NEGOTIATOR_PRE_JOB_RANK
Resources that match a request are first sorted by this expression. If
there are any ties in the rank of the top choice, the top resources
are sorted by the user-supplied rank in the job ClassAd, then
byNEGOTIATOR_POST_JOB_RANK, then by PREEMPTION_RANK (if the match
would cause preemption and there are still any ties in the top
choice). MY refers to attributes of the machine ClassAd and TARGET
refers to the job ClassAd. The purpose of the pre job rank is to allow
the pool administrator to override any other rankings, in order to
optimize overall throughput. For example, it is commonly used to
minimize preemption, even if the job rank prefers a machine that is
busy. If undefined, this expression has no effect on the ranking of
matches.

> Be warned, I didn't take the time to explicitly test the above, but I think the odds are good it
> will do what you asked.
>
> p.s. TJ asked if your execute nodes are configured to use partitionable slots or static slots.  Static slots is currently the default, so if you do not know what this means, the answer is probably static slots. :) Info on static vs partitionable slots in the Manual is at
>   http://tinyurl.com/y8mwzykz
> I think the above suggestion will work regardless of a static or partitionable slot configuration, but telling folks this up front whenever asking about scheduling configuration questions is helpful.
>
> hope this helps,

Hugely! Thanks again.


>> On Wed, Feb 7, 2018 at 12:26 PM, Larry Martell <larry.martell@xxxxxxxxx> wrote:
>>> How do I use this setting?

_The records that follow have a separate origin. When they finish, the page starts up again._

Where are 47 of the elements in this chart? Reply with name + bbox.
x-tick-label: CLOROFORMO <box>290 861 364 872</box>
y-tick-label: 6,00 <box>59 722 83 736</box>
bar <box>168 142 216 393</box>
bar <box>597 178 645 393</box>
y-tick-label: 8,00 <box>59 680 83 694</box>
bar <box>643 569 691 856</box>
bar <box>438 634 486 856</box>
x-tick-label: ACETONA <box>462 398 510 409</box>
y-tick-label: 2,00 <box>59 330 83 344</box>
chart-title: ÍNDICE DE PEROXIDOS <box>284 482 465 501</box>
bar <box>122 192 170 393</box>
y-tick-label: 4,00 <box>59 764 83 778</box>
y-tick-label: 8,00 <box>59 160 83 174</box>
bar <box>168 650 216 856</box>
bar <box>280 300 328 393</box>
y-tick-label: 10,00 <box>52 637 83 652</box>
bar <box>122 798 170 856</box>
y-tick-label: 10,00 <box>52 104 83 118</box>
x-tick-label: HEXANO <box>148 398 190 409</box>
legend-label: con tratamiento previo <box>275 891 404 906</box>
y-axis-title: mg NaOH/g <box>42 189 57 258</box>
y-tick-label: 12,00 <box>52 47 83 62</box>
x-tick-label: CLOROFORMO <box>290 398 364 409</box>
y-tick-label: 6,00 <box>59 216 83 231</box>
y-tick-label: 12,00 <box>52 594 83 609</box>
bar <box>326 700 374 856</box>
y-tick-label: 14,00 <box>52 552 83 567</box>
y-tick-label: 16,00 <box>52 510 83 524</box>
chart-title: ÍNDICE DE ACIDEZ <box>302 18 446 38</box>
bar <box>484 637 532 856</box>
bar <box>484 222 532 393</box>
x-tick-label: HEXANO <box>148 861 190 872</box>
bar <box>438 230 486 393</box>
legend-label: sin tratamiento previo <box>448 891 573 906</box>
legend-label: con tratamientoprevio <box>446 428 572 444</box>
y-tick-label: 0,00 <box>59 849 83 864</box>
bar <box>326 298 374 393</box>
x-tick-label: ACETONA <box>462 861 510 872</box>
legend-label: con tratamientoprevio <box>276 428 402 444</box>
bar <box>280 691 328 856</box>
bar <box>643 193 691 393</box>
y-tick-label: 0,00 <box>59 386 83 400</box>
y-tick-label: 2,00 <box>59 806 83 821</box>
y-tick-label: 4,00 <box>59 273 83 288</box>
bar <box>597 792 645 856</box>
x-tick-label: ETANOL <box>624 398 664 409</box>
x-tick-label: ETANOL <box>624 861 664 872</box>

From googling I tried this on the machine I
>>> want to have lower priority:
>>>
>>> NEGOTIATOR_PRE_JOB_RANK = - Memory
>>>
>>> But it had no effect - that machine was still chosen first.
>>>
>>> On Thu, Jan 18, 2018 at 5:59 PM, John M Knoeller <johnkn@xxxxxxxxxxx> wrote:
>>>> Use NEGOTIATOR_PRE_JOB_RANK if you want to choose which machine is given to
>>>> the schedd first.
>>>>
>>>>
>>>>
>>>> From: HTCondor-users [mailto:htcondor-users-bounces@xxxxxxxxxxx] On Behalf
>>>> Of Larry Martell
>>>> Sent: Thursday, January 18, 2018 4:21 PM
>>>> To: HTCondor-Users Mail List <htcondor-users@xxxxxxxxxxx>
>>>> Subject: Re: [HTCondor-users] execute host priority
>>>>
>>>>
>>>>
>>>> Do it put that in just one host (the one I want it to use first)?
>>>>
>>>>
>>>>
>>>> On Thu, Jan 18, 2018 at 5:09 PM John M Knoeller <johnkn@xxxxxxxxxxx> wrote:
>>>>
>>>> This will happen naturally if your execute nodes are configured to use
>>>> partitionable slots. with CLAIM_PARTITIONABLE_LEFTOVERS=true in the schedd.
>>>>
>>>> The schedd will get handed the entire partitionable slot, and it will split
>>>> it up and start as many jobs on it as it can before it will try to cuse the
>>>> other partitionable slot.
>>>>
>>>> If there are more than 136 jobs in the queue, then the second execute
>>>> machine will end up getting used for the remaining jobs.
>>>>
>>>> -tj
>>>>
>>>> -----Original Message-----
>>>> From: HTCondor-users [mailto:htcondor-users-bounces@xxxxxxxxxxx] On Behalf
>>>> Of Larry Martell
>>>> Sent: Thursday, January 18, 2018 6:14 AM
>>>> To: HTCondor-Users Mail List <htcondor-users@xxxxxxxxxxx>
>>>> Subject: [HTCondor-users] execute host priority
>>>>
>>>> I have 2 execute hosts defined each with 136 cores - how can I make my
>>>> submit host use all the cores on one before starting to use the other?